Sizden çok daha genç olan insanlara bu dünyayı nasıl anlatırsınız? Hislerinizi sözcüklere dökerek mi yoksa susarak mı? Bir kelebeği resmederek mi yoksa ona kelebeği göstererek mi?
Ruhunuzdaki ve bedeninizdeki açmazlarla hayat size kötü bir oyun oynadı diye oyun oynamaktan vazgeçmek olmaz. Her an vurucu hamleler bekleyen bir dama değil miydi hayat? Okumak lazım işte o zaman; yazmak lazım ruhu beslemek için. Uzun ve ayrıntılı yolculuklarda ruhunuzun kapılarını aralayabilecek edebiyatı keşfetmek lazım.

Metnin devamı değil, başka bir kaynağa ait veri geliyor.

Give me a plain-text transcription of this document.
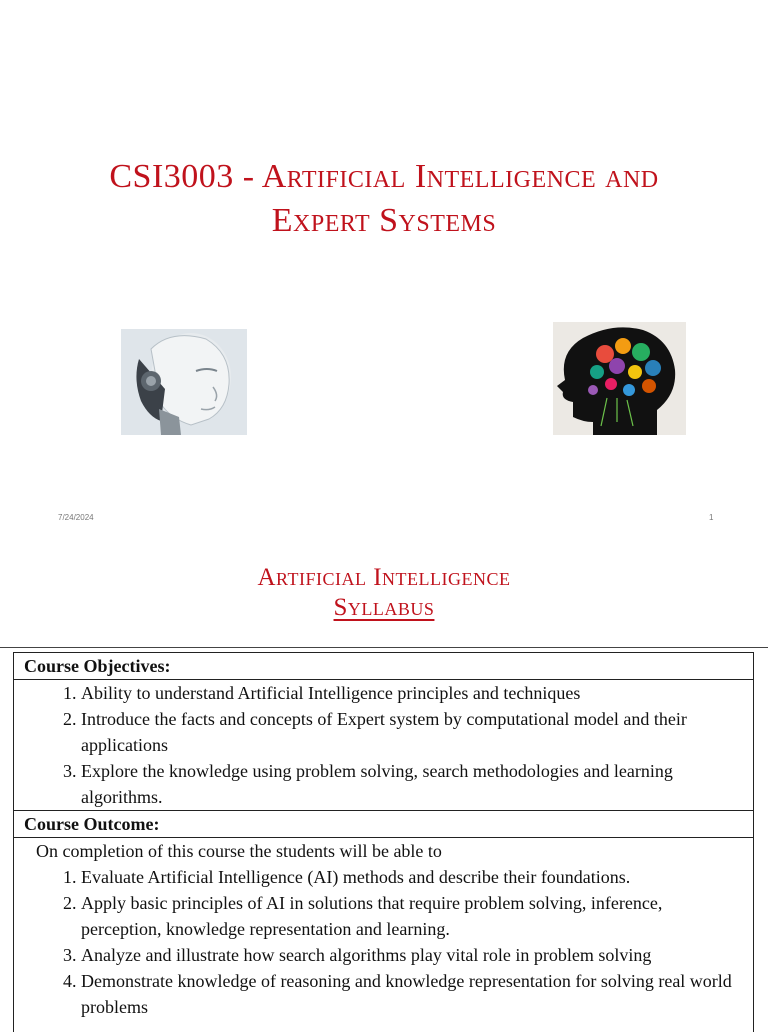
CSI3003 - Artificial Intelligence and
Expert Systems
7/24/2024	1
Artificial Intelligence
Syllabus
Course Objectives:
1. Ability to understand Artificial Intelligence principles and techniques
2. Introduce the facts and concepts of Expert system by computational model and their applications
3. Explore the knowledge using problem solving, search methodologies and learning algorithms.
Course Outcome:
On completion of this course the students will be able to
1. Evaluate Artificial Intelligence (AI) methods and describe their foundations.
2. Apply basic principles of AI in solutions that require problem solving, inference, perception, knowledge representation and learning.
3. Analyze and illustrate how search algorithms play vital role in problem solving
4. Demonstrate knowledge of reasoning and knowledge representation for solving real world problems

Hiçbir şey yerli yerinde olmaz bazen. Ruhumuz iyi değilse bunu böyle hissederiz ama yaşamın edebiyatına kaynaktır tüm bunlar. Düşünen adam gibiyim bir hastane bahçesinde. Bir gömlek bağlamışlar üzerime; ürperirim kendimden. Şiir okur masal anlatırım; geçer tüm hüzünler her şey eskisi gibi olur. Günceler tutarım tanıklık etsin diye bana yaşanmışlardan daha çok anı kalsın elimde. Hayatı ağırlamak en ağırından ve ağır yaşamak inadına mutluluk için... Sizce?